Türkiye Cumhuriyet Merkez Bankası’nın (TCMB) beklenen faiz kararı sonunda açıklandı.
TCMB Para Politikası Kurulu, 475 baz puan artışla politika faizi olan bir haftalık repo faizini yüzde 10,25’ten yüzde 15’e çıkardı.
TCMB’nin faiz kararı, piyasaların beklentisine paralel bir şekilde gerçekleşti.
İngiliz Yayın Kurumu BBC Türkçe’de yer alan habere göre, ekonomistler faiz artışı kararını olumlu karşılasa da bundan sonra izlenecek para politikası açısından sadece bu faiz artışının yeterli olmadığı görüşünde.

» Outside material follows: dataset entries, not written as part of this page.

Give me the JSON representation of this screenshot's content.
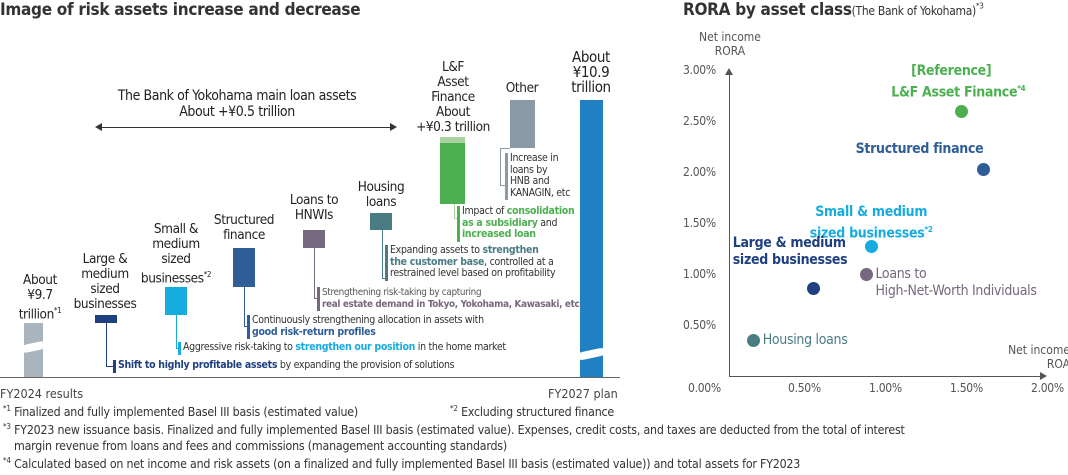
{
  "left": {
    "title": "Image of risk assets increase and decrease",
    "bracket": {
      "line1": "The Bank of Yokohama main loan assets",
      "line2": "About +¥0.5 trillion"
    },
    "start": {
      "l1": "About",
      "l2": "¥9.7",
      "l3": "trillion",
      "note": "*1",
      "xlabel": "FY2024 results"
    },
    "end": {
      "l1": "About",
      "l2": "¥10.9",
      "l3": "trillion",
      "xlabel": "FY2027 plan"
    },
    "steps": [
      {
        "label": [
          "Large &",
          "medium",
          "sized",
          "businesses"
        ],
        "color": "#1f3f80",
        "note": [
          {
            "t": "Shift to highly profitable assets",
            "b": true
          },
          {
            "t": " by expanding the provision of solutions"
          }
        ]
      },
      {
        "label": [
          "Small &",
          "medium",
          "sized",
          "businesses"
        ],
        "sup": "*2",
        "color": "#17ace0",
        "note": [
          {
            "t": "Aggressive risk-taking to "
          },
          {
            "t": "strengthen our position",
            "b": true
          },
          {
            "t": " in the home market"
          }
        ]
      },
      {
        "label": [
          "Structured",
          "finance"
        ],
        "color": "#2e5d98",
        "note": [
          {
            "t": "Continuously strengthening allocation in assets with"
          },
          {
            "t": "good risk-return profiles",
            "b": true,
            "br": true
          }
        ]
      },
      {
        "label": [
          "Loans to",
          "HNWIs"
        ],
        "color": "#76687d",
        "note": [
          {
            "t": "Strengthening risk-taking by capturing"
          },
          {
            "t": "real estate demand in Tokyo, Yokohama, Kawasaki, etc.",
            "b": true,
            "br": true
          }
        ]
      },
      {
        "label": [
          "Housing",
          "loans"
        ],
        "color": "#4a7c84",
        "note": [
          {
            "t": "Expanding assets to "
          },
          {
            "t": "strengthen",
            "b": true
          },
          {
            "t": "the customer base",
            "b": true,
            "br": true
          },
          {
            "t": ", controlled at a"
          },
          {
            "t": "restrained level based on profitability",
            "br": true
          }
        ]
      },
      {
        "label": [
          "L&F",
          "Asset",
          "Finance",
          "About",
          "+¥0.3 trillion"
        ],
        "color": "#4caf50",
        "note": [
          {
            "t": "Impact of "
          },
          {
            "t": "consolidation",
            "b": true
          },
          {
            "t": "as a subsidiary",
            "b": true,
            "br": true
          },
          {
            "t": " and"
          },
          {
            "t": "increased loan",
            "b": true,
            "br": true
          }
        ]
      },
      {
        "label": [
          "Other"
        ],
        "color": "#8a9ba7",
        "note": [
          {
            "t": "Increase in"
          },
          {
            "t": "loans by",
            "br": true
          },
          {
            "t": "HNB and",
            "br": true
          },
          {
            "t": "KANAGIN, etc",
            "br": true
          }
        ]
      }
    ]
  },
  "chart_data": {
    "type": "scatter",
    "title": "RORA by asset class",
    "subtitle": "(The Bank of Yokohama)",
    "title_note": "*3",
    "ylabel": [
      "Net income",
      "RORA"
    ],
    "xlabel": [
      "Net income",
      "ROA"
    ],
    "xlim": [
      0,
      2.0
    ],
    "ylim": [
      0,
      3.0
    ],
    "xticks": [
      "0.50%",
      "1.00%",
      "1.50%",
      "2.00%"
    ],
    "yticks": [
      "0.00%",
      "0.50%",
      "1.00%",
      "1.50%",
      "2.00%",
      "2.50%",
      "3.00%"
    ],
    "points": [
      {
        "name": [
          "[Reference]",
          "L&F Asset Finance"
        ],
        "sup": "*4",
        "x": 1.47,
        "y": 2.6,
        "color": "#4caf50"
      },
      {
        "name": [
          "Structured finance"
        ],
        "x": 1.61,
        "y": 2.03,
        "color": "#2e5d98"
      },
      {
        "name": [
          "Small & medium",
          "sized businesses"
        ],
        "sup": "*2",
        "x": 0.9,
        "y": 1.27,
        "color": "#17ace0"
      },
      {
        "name": [
          "Loans to",
          "High-Net-Worth Individuals"
        ],
        "x": 0.87,
        "y": 1.0,
        "color": "#76687d"
      },
      {
        "name": [
          "Large & medium",
          "sized businesses"
        ],
        "x": 0.53,
        "y": 0.86,
        "color": "#1f3f80"
      },
      {
        "name": [
          "Housing loans"
        ],
        "x": 0.15,
        "y": 0.35,
        "color": "#4a7c84"
      }
    ]
  },
  "footnotes": [
    {
      "mark": "*1",
      "text": " Finalized and fully implemented Basel III basis (estimated value)"
    },
    {
      "mark": "*2",
      "text": " Excluding structured finance"
    },
    {
      "mark": "*3",
      "text": " FY2023 new issuance basis. Finalized and fully implemented Basel III basis (estimated value). Expenses, credit costs, and taxes are deducted from the total of interest"
    },
    {
      "mark": "",
      "text": "margin revenue from loans and fees and commissions (management accounting standards)"
    },
    {
      "mark": "*4",
      "text": " Calculated based on net income and risk assets (on a finalized and fully implemented Basel III basis (estimated value)) and total assets for FY2023"
    }
  ]
}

Koç Üniversitesi Öğretim Üyesi Prof. Dr. Selva Demiralp, bu kararın önemli bir dönüm noktası olduğunu vurguluyor; ancak merkez bankası bağımsızlığı yolunda atılmış kalıcı bir adım olduğunu düşünmüyor.

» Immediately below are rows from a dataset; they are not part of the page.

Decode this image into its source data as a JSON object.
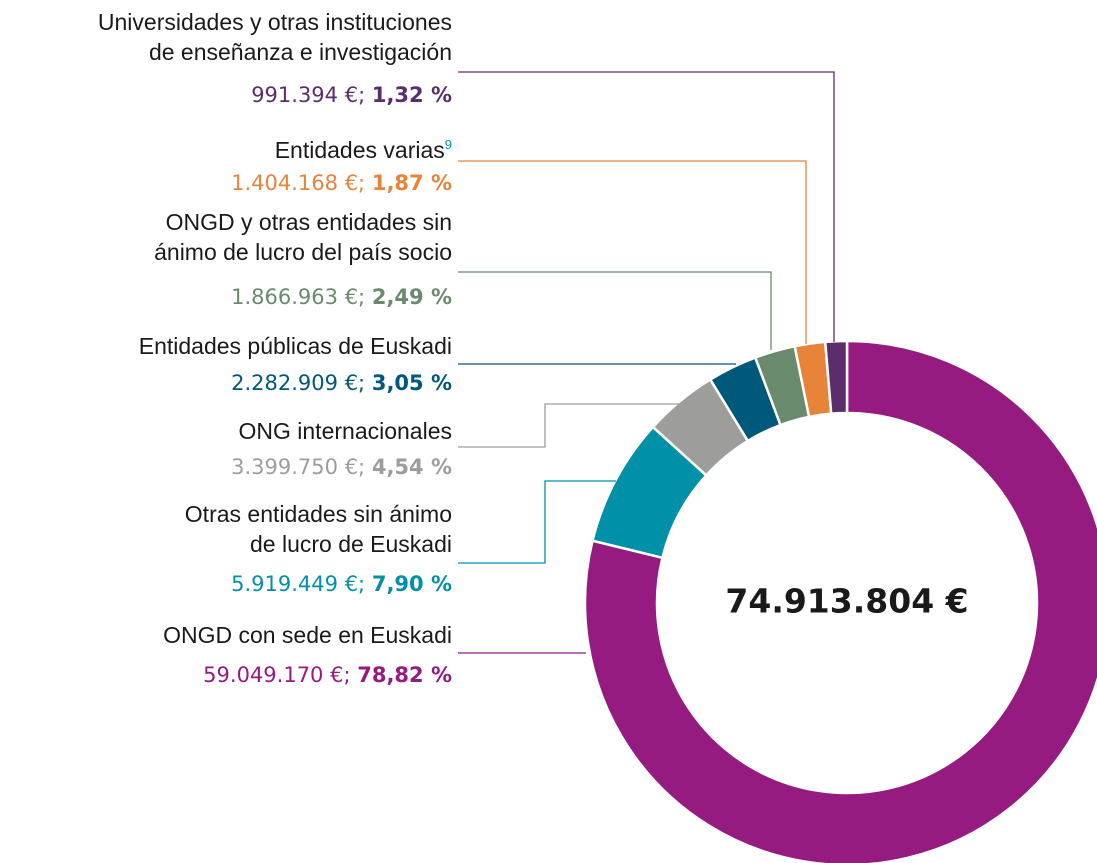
{
  "chart_data": {
    "type": "pie",
    "donut": true,
    "center_label": "74.913.804 €",
    "categories": [
      "ONGD con sede en Euskadi",
      "Otras entidades sin ánimo\nde lucro de Euskadi",
      "ONG internacionales",
      "Entidades públicas de Euskadi",
      "ONGD y otras entidades sin\nánimo de lucro del país socio",
      "Entidades varias",
      "Universidades y otras instituciones\nde enseñanza e investigación"
    ],
    "notes": [
      null,
      null,
      null,
      null,
      null,
      "9",
      null
    ],
    "values": [
      59049170,
      5919449,
      3399750,
      2282909,
      1866963,
      1404168,
      991394
    ],
    "value_labels": [
      "59.049.170 €;",
      "5.919.449 €;",
      "3.399.750 €;",
      "2.282.909 €;",
      "1.866.963 €;",
      "1.404.168 €;",
      "991.394 €;"
    ],
    "percentages": [
      78.82,
      7.9,
      4.54,
      3.05,
      2.49,
      1.87,
      1.32
    ],
    "percentage_labels": [
      "78,82 %",
      "7,90 %",
      "4,54 %",
      "3,05 %",
      "2,49 %",
      "1,87 %",
      "1,32 %"
    ],
    "colors": [
      "#951b81",
      "#0090a8",
      "#9d9d9c",
      "#00587a",
      "#6a8a6d",
      "#e8833a",
      "#5b2d6b"
    ]
  }
}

Demiralp, “Bu adımı daha ziyade finansal krizi engelleyebilmek amacı ile hükümetten çıkan bir izin olarak yorumluyorum” diyor.
Ekonomist Arda Tunca, “Bu karar TCMB’nin güvenilirliğine olumlu bir katkıdır, ancak kredibiliteyi kazanmış mıdır? Bunun için daha uzun bir yol var. Bir PPK kararıyla kredibiliteyi geri kazanamaz” yorumunda bulunuyor.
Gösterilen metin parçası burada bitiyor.